第21章 【なみだあめ】越前リョーマ
本当、きれいだなぁ・・・小宮山先輩・・・
先輩は相変わらずいつも穏やかに微笑んでいて、でもテキパキとマネージャー業をこなしていて、パタパタと走る度にそのポニーテールがピョコピョコ跳ねて、きれいなんだけどどこか可愛らしくて・・・
「美形揃いのテニス部員に囲まれていても、ちっとも見劣りしないなぁ・・・」
そう手塚先輩や不二先輩の隣で、笑顔の小宮山先輩を眺めながらポツリと呟いた。
「なになに?桜乃、誰見てんの?手塚先輩?不二先輩?」
「ち、違うよ、朋ちゃん、小宮山先輩だよ!」
「あー、あの先輩、素敵だよねー!憧れちゃう!」
私達にも気さくに話しかけてくれるしね♪そう朋ちゃんは声を弾ませて、そんな私達に気が付いた小宮山先輩は、コート内からにこやかに手を振ってくれた。

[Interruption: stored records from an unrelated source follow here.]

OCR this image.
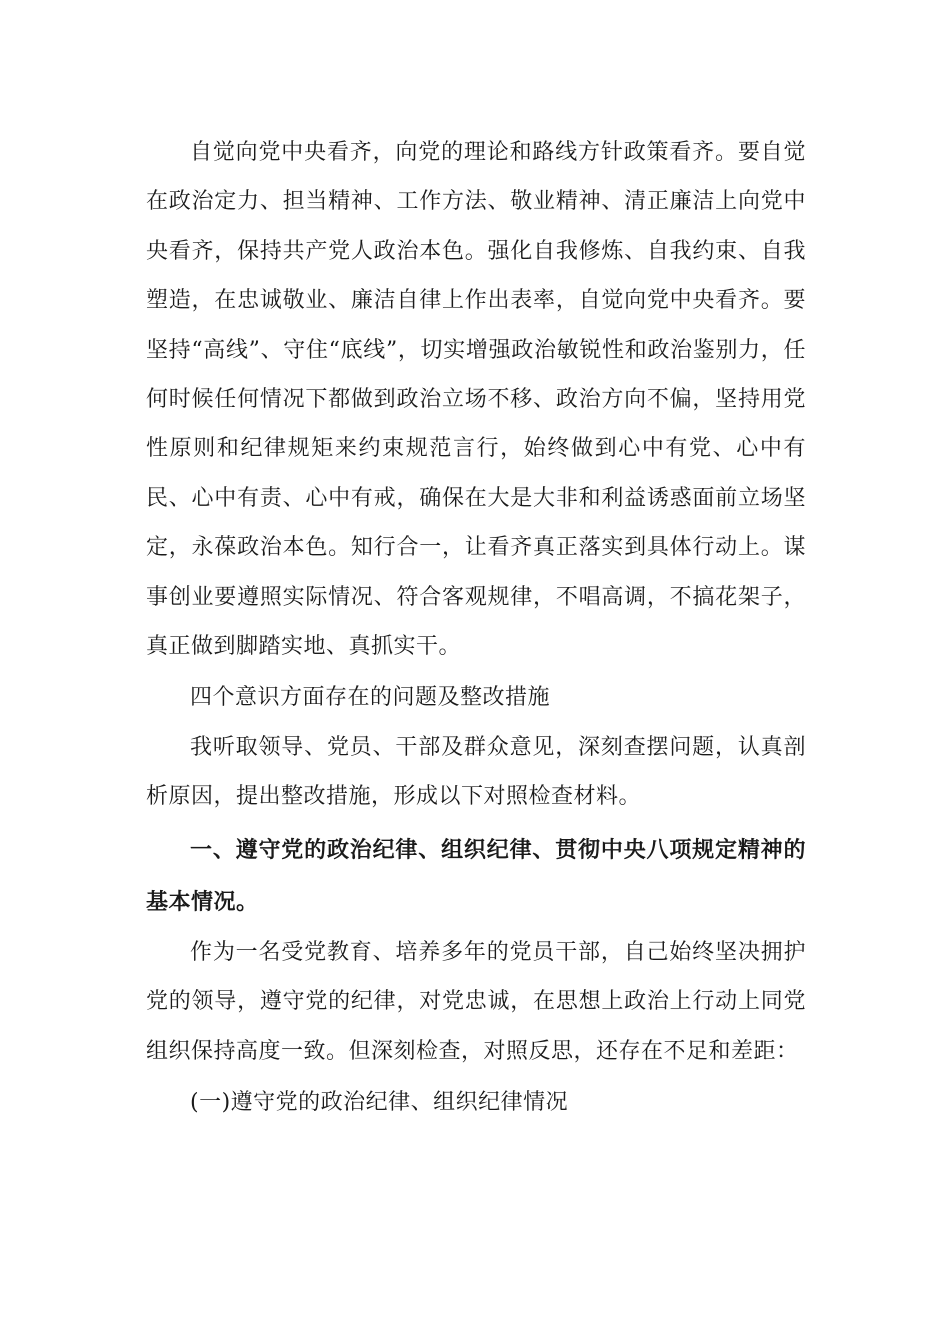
自觉向党中央看齐，向党的理论和路线方针政策看齐。要自觉在政治定力、担当精神、工作方法、敬业精神、清正廉洁上向党中央看齐，保持共产党人政治本色。强化自我修炼、自我约束、自我塑造，在忠诚敬业、廉洁自律上作出表率，自觉向党中央看齐。要坚持“高线”、守住“底线”，切实增强政治敏锐性和政治鉴别力，任何时候任何情况下都做到政治立场不移、政治方向不偏，坚持用党性原则和纪律规矩来约束规范言行，始终做到心中有党、心中有民、心中有责、心中有戒，确保在大是大非和利益诱惑面前立场坚定，永葆政治本色。知行合一，让看齐真正落实到具体行动上。谋事创业要遵照实际情况、符合客观规律，不唱高调，不搞花架子，真正做到脚踏实地、真抓实干。

四个意识方面存在的问题及整改措施

我听取领导、党员、干部及群众意见，深刻查摆问题，认真剖析原因，提出整改措施，形成以下对照检查材料。

一、遵守党的政治纪律、组织纪律、贯彻中央八项规定精神的基本情况。

作为一名受党教育、培养多年的党员干部，自己始终坚决拥护党的领导，遵守党的纪律，对党忠诚，在思想上政治上行动上同党组织保持高度一致。但深刻检查，对照反思，还存在不足和差距：

(一)遵守党的政治纪律、组织纪律情况
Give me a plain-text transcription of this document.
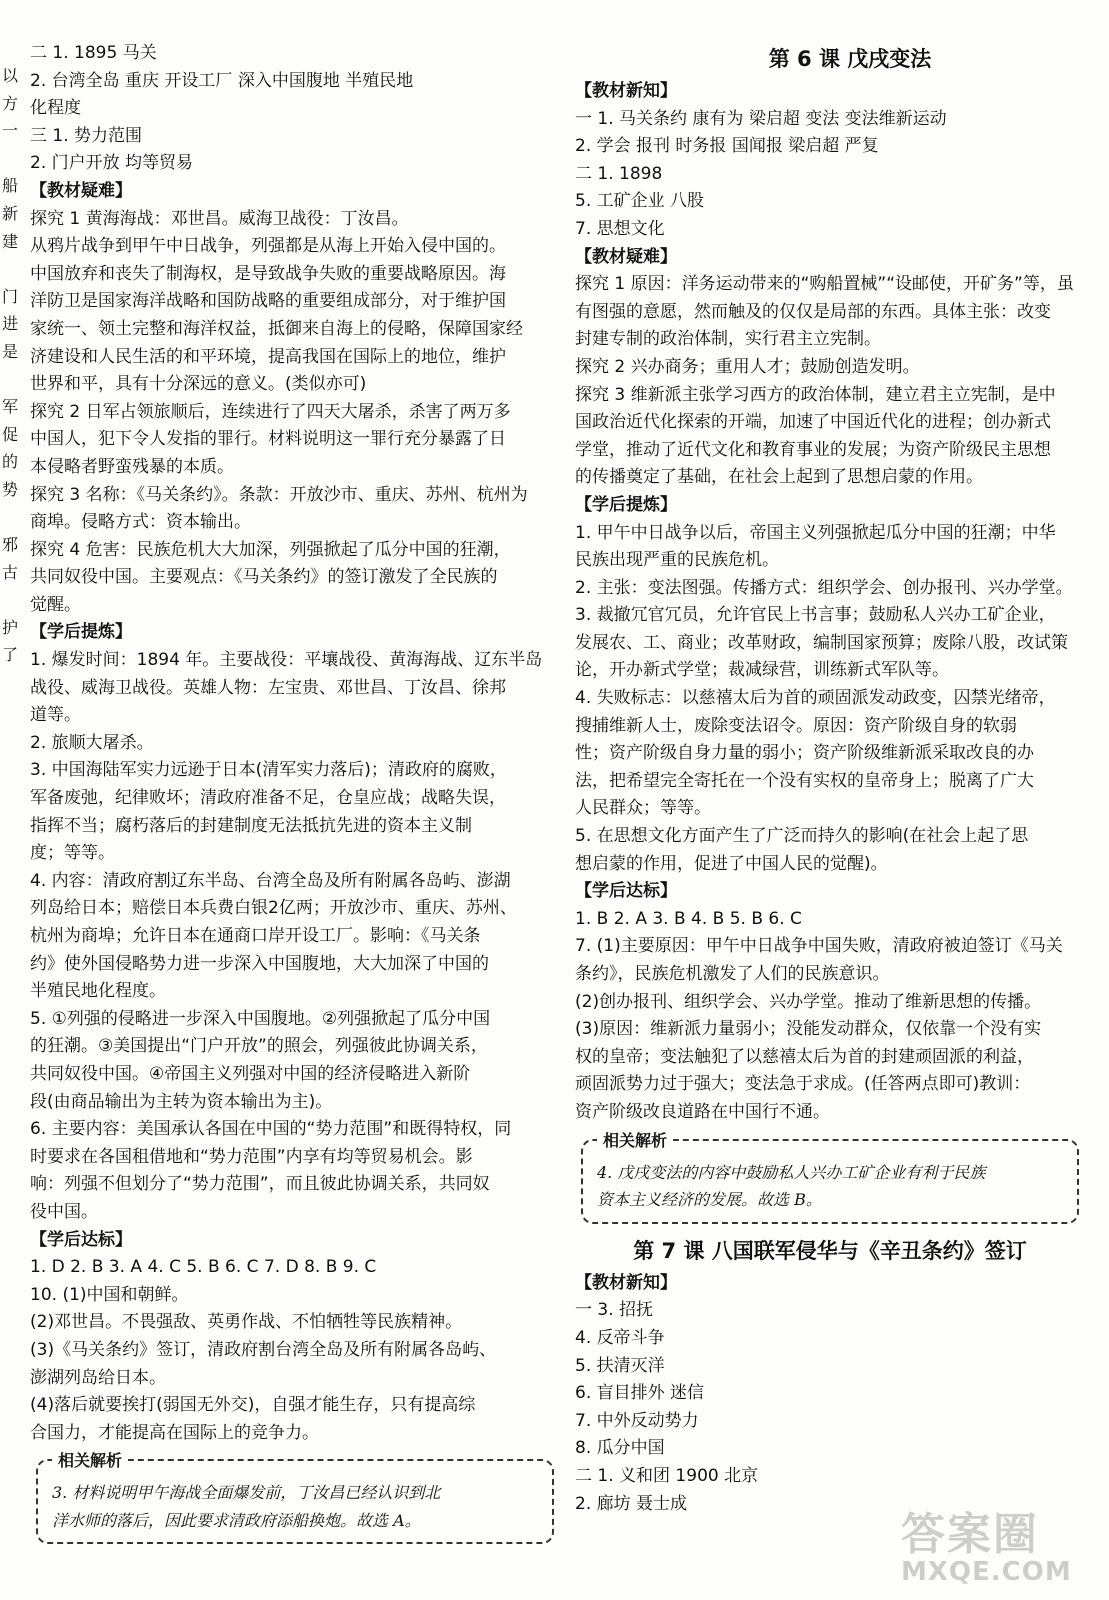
以
方
一
船
新
建
门
进
是
军
促
的
势
邪
古
护
了
二 1. 1895 马关
2. 台湾全岛 重庆 开设工厂 深入中国腹地 半殖民地
化程度
三 1. 势力范围
2. 门户开放 均等贸易
【教材疑难】
探究 1 黄海海战：邓世昌。威海卫战役：丁汝昌。
从鸦片战争到甲午中日战争，列强都是从海上开始入侵中国的。
中国放弃和丧失了制海权，是导致战争失败的重要战略原因。海
洋防卫是国家海洋战略和国防战略的重要组成部分，对于维护国
家统一、领土完整和海洋权益，抵御来自海上的侵略，保障国家经
济建设和人民生活的和平环境，提高我国在国际上的地位，维护
世界和平，具有十分深远的意义。(类似亦可)
探究 2 日军占领旅顺后，连续进行了四天大屠杀，杀害了两万多
中国人，犯下令人发指的罪行。材料说明这一罪行充分暴露了日
本侵略者野蛮残暴的本质。
探究 3 名称：《马关条约》。条款：开放沙市、重庆、苏州、杭州为
商埠。侵略方式：资本输出。
探究 4 危害：民族危机大大加深，列强掀起了瓜分中国的狂潮，
共同奴役中国。主要观点：《马关条约》的签订激发了全民族的
觉醒。
【学后提炼】
1. 爆发时间：1894 年。主要战役：平壤战役、黄海海战、辽东半岛
战役、威海卫战役。英雄人物：左宝贵、邓世昌、丁汝昌、徐邦
道等。
2. 旅顺大屠杀。
3. 中国海陆军实力远逊于日本(清军实力落后)；清政府的腐败，
军备废弛，纪律败坏；清政府准备不足，仓皇应战；战略失误，
指挥不当；腐朽落后的封建制度无法抵抗先进的资本主义制
度；等等。
4. 内容：清政府割辽东半岛、台湾全岛及所有附属各岛屿、澎湖
列岛给日本；赔偿日本兵费白银2亿两；开放沙市、重庆、苏州、
杭州为商埠；允许日本在通商口岸开设工厂。影响：《马关条
约》使外国侵略势力进一步深入中国腹地，大大加深了中国的
半殖民地化程度。
5. ①列强的侵略进一步深入中国腹地。②列强掀起了瓜分中国
的狂潮。③美国提出“门户开放”的照会，列强彼此协调关系，
共同奴役中国。④帝国主义列强对中国的经济侵略进入新阶
段(由商品输出为主转为资本输出为主)。
6. 主要内容：美国承认各国在中国的“势力范围”和既得特权，同
时要求在各国租借地和“势力范围”内享有均等贸易机会。影
响：列强不但划分了“势力范围”，而且彼此协调关系，共同奴
役中国。
【学后达标】
1. D 2. B 3. A 4. C 5. B 6. C 7. D 8. B 9. C
10. (1)中国和朝鲜。
(2)邓世昌。不畏强敌、英勇作战、不怕牺牲等民族精神。
(3)《马关条约》签订，清政府割台湾全岛及所有附属各岛屿、
澎湖列岛给日本。
(4)落后就要挨打(弱国无外交)，自强才能生存，只有提高综
合国力，才能提高在国际上的竞争力。
相关解析
3. 材料说明甲午海战全面爆发前，丁汝昌已经认识到北
洋水师的落后，因此要求清政府添船换炮。故选 A。
第 6 课 戊戌变法
【教材新知】
一 1. 马关条约 康有为 梁启超 变法 变法维新运动
2. 学会 报刊 时务报 国闻报 梁启超 严复
二 1. 1898
5. 工矿企业 八股
7. 思想文化
【教材疑难】
探究 1 原因：洋务运动带来的“购船置械”“设邮使，开矿务”等，虽
有图强的意愿，然而触及的仅仅是局部的东西。具体主张：改变
封建专制的政治体制，实行君主立宪制。
探究 2 兴办商务；重用人才；鼓励创造发明。
探究 3 维新派主张学习西方的政治体制，建立君主立宪制，是中
国政治近代化探索的开端，加速了中国近代化的进程；创办新式
学堂，推动了近代文化和教育事业的发展；为资产阶级民主思想
的传播奠定了基础，在社会上起到了思想启蒙的作用。
【学后提炼】
1. 甲午中日战争以后，帝国主义列强掀起瓜分中国的狂潮；中华
民族出现严重的民族危机。
2. 主张：变法图强。传播方式：组织学会、创办报刊、兴办学堂。
3. 裁撤冗官冗员，允许官民上书言事；鼓励私人兴办工矿企业，
发展农、工、商业；改革财政，编制国家预算；废除八股，改试策
论，开办新式学堂；裁减绿营，训练新式军队等。
4. 失败标志：以慈禧太后为首的顽固派发动政变，囚禁光绪帝，
搜捕维新人士，废除变法诏令。原因：资产阶级自身的软弱
性；资产阶级自身力量的弱小；资产阶级维新派采取改良的办
法，把希望完全寄托在一个没有实权的皇帝身上；脱离了广大
人民群众；等等。
5. 在思想文化方面产生了广泛而持久的影响(在社会上起了思
想启蒙的作用，促进了中国人民的觉醒)。
【学后达标】
1. B 2. A 3. B 4. B 5. B 6. C
7. (1)主要原因：甲午中日战争中国失败，清政府被迫签订《马关
条约》，民族危机激发了人们的民族意识。
(2)创办报刊、组织学会、兴办学堂。推动了维新思想的传播。
(3)原因：维新派力量弱小；没能发动群众，仅依靠一个没有实
权的皇帝；变法触犯了以慈禧太后为首的封建顽固派的利益，
顽固派势力过于强大；变法急于求成。(任答两点即可)教训：
资产阶级改良道路在中国行不通。
相关解析
4. 戊戌变法的内容中鼓励私人兴办工矿企业有利于民族
资本主义经济的发展。故选 B。
第 7 课 八国联军侵华与《辛丑条约》签订
【教材新知】
一 3. 招抚
4. 反帝斗争
5. 扶清灭洋
6. 盲目排外 迷信
7. 中外反动势力
8. 瓜分中国
二 1. 义和团 1900 北京
2. 廊坊 聂士成
答案圈
MXQE.COM
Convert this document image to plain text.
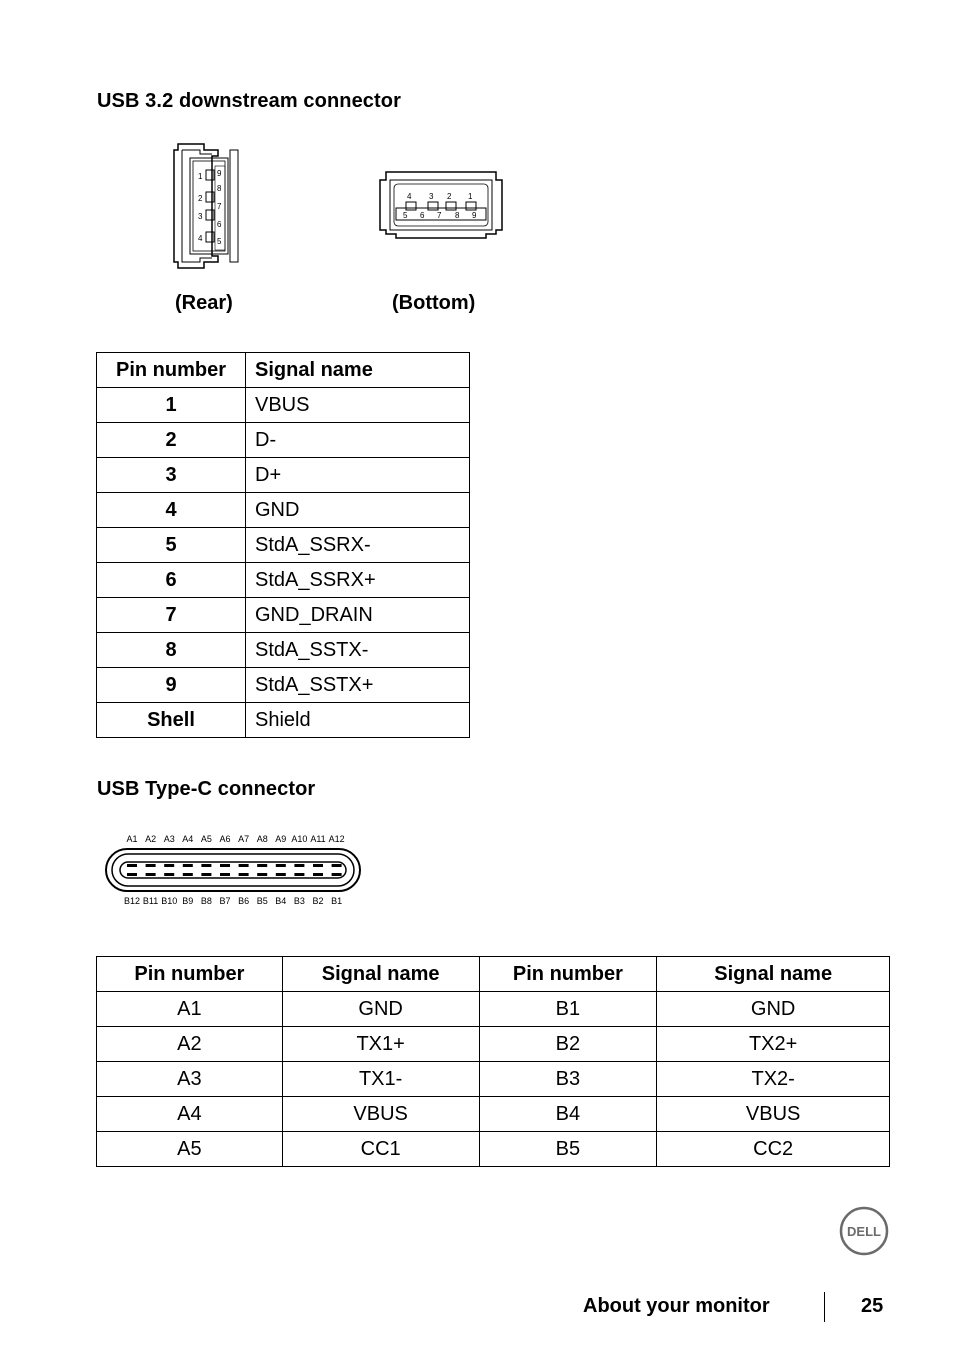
USB 3.2 downstream connector
1
2
3
4
9
8
7
6
5
4 3 2 1
5 6 7 8 9
(Rear)	(Bottom)
Pin number	Signal name
1	VBUS
2	D-
3	D+
4	GND
5	StdA_SSRX-
6	StdA_SSRX+
7	GND_DRAIN
8	StdA_SSTX-
9	StdA_SSTX+
Shell	Shield
USB Type-C connector
A1 A2 A3 A4 A5 A6 A7 A8 A9 A10 A11 A12
B12 B11 B10 B9 B8 B7 B6 B5 B4 B3 B2 B1
Pin number	Signal name	Pin number	Signal name
A1	GND	B1	GND
A2	TX1+	B2	TX2+
A3	TX1-	B3	TX2-
A4	VBUS	B4	VBUS
A5	CC1	B5	CC2
DELL
About your monitor	25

「あ、越前くん、ちょっと足首みせて、今、捻ったでしょ!」
不二先輩たちと楽しそうに話をしていた小宮山先輩が、コートで桃城先輩と打ち合っていたリョーマくんに駆け寄って、それから手首を掴んでベンチに座らせる。
「別にいいっす、こんくらい・・・」
「だめ、越前くんはうちの大切なスーパールーキーなんだから。」
怪我されちゃ困るの!そう言って小宮山先輩はリョーマくんの足元にしゃがみ込み、その足首をさすりながらアイシングを始める。
そんな小宮山先輩にリョーマくんは、青学のためっすか?そうムッとした顔をした。
「そんなはずないでしょ!」
珍しく声を荒げた小宮山先輩にコート内がシンと静まり返る。
あまり心配させないで・・・?、そう少し声のトーンを落とした小宮山先輩の前髪に、リョーマくんがそっと触れて、ゴメン、先輩、そう呟いた。